Results-driven Data Engineer with experience in designing and developing
Terabytes to Petabytes scale Data Platforms/Data Lakes and ETL Frameworks for processing batch and real-time data.
Passion for Distributed Systems and Big Data ecosystem tools and technology stack. Strong acumen in choosing the right tools, technologies for building scalable architectures and platform solutions to process/analyze structured and unstructured datasets, supporting Engineers, Data Analysts, Data Scientists, and many customers. Ability to build production-grade Data Pipelines using the business requirements from scratch.
• 9 years of architecting, designing largely scalable Big Data platforms from Data Ingestion, Data Processing. Experience in building homegrown frameworks catering to Batch Processing and Real-Time/Streaming analytics.

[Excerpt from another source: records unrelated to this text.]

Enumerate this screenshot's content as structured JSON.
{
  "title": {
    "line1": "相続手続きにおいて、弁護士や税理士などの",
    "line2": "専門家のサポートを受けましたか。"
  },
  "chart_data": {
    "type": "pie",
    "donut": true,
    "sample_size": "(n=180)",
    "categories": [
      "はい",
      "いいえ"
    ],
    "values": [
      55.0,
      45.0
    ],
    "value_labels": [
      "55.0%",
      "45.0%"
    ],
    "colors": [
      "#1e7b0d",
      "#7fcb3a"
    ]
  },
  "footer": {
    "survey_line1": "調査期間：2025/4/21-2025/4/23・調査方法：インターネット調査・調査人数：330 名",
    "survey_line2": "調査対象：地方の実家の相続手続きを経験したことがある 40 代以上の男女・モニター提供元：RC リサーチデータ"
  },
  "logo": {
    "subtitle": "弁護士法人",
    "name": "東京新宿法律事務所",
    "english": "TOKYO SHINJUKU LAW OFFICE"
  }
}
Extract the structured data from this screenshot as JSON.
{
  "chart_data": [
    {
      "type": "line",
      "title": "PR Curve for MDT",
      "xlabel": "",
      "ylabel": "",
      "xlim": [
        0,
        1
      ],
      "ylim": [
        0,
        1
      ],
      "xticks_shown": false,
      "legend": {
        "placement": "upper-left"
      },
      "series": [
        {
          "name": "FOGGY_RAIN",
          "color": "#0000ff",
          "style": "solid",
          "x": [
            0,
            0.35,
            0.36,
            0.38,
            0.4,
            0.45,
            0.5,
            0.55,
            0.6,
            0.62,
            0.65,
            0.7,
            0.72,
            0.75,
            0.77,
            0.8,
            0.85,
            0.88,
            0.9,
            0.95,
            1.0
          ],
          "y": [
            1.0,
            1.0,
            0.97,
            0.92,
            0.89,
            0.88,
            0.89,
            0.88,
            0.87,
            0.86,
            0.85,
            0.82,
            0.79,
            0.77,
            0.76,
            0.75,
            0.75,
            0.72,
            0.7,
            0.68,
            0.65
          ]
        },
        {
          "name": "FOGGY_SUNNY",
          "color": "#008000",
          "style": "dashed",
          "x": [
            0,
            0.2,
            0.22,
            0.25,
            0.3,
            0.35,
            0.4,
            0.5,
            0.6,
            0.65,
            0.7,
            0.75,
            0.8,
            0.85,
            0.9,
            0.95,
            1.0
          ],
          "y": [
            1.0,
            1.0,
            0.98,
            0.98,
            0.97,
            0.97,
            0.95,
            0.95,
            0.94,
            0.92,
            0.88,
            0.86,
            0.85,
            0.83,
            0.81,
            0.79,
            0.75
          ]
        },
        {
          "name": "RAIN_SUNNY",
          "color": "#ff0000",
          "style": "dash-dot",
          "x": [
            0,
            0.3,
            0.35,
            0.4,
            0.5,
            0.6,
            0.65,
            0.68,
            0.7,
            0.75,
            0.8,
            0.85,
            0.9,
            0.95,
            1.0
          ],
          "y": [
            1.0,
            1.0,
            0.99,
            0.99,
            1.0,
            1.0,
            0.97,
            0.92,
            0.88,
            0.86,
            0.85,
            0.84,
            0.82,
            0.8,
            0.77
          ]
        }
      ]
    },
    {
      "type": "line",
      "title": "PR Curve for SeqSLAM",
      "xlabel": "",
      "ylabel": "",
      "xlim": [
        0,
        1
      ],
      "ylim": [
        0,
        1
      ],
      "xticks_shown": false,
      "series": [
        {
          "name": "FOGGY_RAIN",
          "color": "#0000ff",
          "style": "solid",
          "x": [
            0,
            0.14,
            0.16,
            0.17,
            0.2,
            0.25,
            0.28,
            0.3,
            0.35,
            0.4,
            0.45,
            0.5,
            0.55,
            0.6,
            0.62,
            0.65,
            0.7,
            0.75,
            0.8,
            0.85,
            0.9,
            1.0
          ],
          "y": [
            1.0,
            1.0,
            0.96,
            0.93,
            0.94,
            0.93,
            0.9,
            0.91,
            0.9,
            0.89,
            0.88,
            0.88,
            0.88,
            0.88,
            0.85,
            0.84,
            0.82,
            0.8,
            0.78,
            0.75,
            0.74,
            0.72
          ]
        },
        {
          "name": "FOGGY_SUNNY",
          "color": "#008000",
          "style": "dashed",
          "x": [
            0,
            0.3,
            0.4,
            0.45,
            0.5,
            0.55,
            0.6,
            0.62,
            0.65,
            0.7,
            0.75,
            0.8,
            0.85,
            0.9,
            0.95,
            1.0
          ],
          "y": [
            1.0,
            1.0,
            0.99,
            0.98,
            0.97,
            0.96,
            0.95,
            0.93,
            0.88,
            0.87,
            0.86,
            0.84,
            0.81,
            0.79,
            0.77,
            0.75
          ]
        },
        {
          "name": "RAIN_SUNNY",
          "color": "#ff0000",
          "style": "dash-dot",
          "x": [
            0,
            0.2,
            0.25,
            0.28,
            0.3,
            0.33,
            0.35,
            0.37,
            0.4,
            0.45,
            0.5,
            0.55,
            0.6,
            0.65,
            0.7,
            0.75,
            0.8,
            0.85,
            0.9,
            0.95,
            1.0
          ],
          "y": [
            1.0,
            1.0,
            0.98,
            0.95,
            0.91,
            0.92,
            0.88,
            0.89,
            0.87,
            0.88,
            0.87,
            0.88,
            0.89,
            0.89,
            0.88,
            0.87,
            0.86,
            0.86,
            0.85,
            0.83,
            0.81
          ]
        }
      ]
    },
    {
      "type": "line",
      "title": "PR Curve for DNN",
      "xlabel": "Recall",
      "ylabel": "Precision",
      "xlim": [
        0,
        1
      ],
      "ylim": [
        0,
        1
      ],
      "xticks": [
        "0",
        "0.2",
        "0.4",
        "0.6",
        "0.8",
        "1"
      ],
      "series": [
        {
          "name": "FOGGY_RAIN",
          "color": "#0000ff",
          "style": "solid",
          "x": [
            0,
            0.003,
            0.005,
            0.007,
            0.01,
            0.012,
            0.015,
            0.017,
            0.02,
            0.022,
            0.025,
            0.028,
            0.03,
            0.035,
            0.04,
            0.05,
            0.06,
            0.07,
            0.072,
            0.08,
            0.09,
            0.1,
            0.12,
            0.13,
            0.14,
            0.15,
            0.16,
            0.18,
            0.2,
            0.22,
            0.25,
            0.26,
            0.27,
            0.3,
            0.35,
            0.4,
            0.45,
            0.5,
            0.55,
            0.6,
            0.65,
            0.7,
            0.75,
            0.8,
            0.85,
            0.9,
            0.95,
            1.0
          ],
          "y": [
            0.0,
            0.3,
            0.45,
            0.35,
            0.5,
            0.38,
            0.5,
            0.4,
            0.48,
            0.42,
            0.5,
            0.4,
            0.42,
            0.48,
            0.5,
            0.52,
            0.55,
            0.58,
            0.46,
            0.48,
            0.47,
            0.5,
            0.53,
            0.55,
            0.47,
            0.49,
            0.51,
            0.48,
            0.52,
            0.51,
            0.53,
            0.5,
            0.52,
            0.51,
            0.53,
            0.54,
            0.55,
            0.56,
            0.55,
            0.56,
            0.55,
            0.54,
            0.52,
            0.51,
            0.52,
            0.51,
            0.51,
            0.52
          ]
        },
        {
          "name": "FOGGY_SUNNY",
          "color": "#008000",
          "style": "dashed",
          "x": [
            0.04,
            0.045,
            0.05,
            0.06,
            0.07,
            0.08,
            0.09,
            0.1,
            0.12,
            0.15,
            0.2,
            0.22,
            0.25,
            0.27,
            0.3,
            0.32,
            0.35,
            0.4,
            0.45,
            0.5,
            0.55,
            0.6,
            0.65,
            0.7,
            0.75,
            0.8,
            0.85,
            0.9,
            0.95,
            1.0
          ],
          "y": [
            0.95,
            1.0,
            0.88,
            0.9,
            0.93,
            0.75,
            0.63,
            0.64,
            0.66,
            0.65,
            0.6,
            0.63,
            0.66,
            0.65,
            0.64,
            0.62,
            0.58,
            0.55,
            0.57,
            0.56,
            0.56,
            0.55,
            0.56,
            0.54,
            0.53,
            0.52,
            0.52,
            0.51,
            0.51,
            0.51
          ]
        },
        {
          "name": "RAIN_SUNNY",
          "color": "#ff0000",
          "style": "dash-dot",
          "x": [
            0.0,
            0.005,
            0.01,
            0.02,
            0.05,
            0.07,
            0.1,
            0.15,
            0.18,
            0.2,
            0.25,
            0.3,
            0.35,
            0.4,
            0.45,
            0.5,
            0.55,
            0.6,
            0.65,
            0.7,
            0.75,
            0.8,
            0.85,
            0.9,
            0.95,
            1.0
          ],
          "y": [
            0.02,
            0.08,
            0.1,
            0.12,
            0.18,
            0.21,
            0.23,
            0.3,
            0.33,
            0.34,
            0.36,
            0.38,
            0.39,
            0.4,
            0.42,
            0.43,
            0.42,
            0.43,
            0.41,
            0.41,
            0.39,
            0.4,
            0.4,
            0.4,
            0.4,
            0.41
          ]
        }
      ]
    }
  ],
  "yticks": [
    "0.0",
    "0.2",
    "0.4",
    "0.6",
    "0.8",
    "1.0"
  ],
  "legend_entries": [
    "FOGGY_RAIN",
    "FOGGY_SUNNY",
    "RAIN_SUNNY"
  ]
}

• Built a Streaming Data Analytics platform to process ~500TBs volume of events to process telemetry data on ~80PBs of raw data per day. I designed Cisco's Data-Lake catering to the Cross-Functional teams as well as the external customers of Cisco.
• Instrumental in scaling the Cisco Syslog NG[Next Generation] platform from processing ~13Million events per day to ~55Million events per day. Syslog Next Generation is a highly scalable and high available event-driven and real-time Distributed Data Pipeline designed using Apache Kafka as the message bus and inter-process communication orchestrating different functional services developed using Java and Tomcat-based Spring Boot containers. The data is processed using Spark Streaming jobs.
• Saved 3400$ per quarter to Cisco Systems Inc. by designing, rewriting, and running the Pentaho Data Integration-based ETL pipelines to Microservices-based pipelines at scale.
• Led the Data Engineer efforts to build a scalable Batch Processing platform to process Mobility data for Cisco customers gathering the metrics calculating KPIs to analyze the Quality of Experience.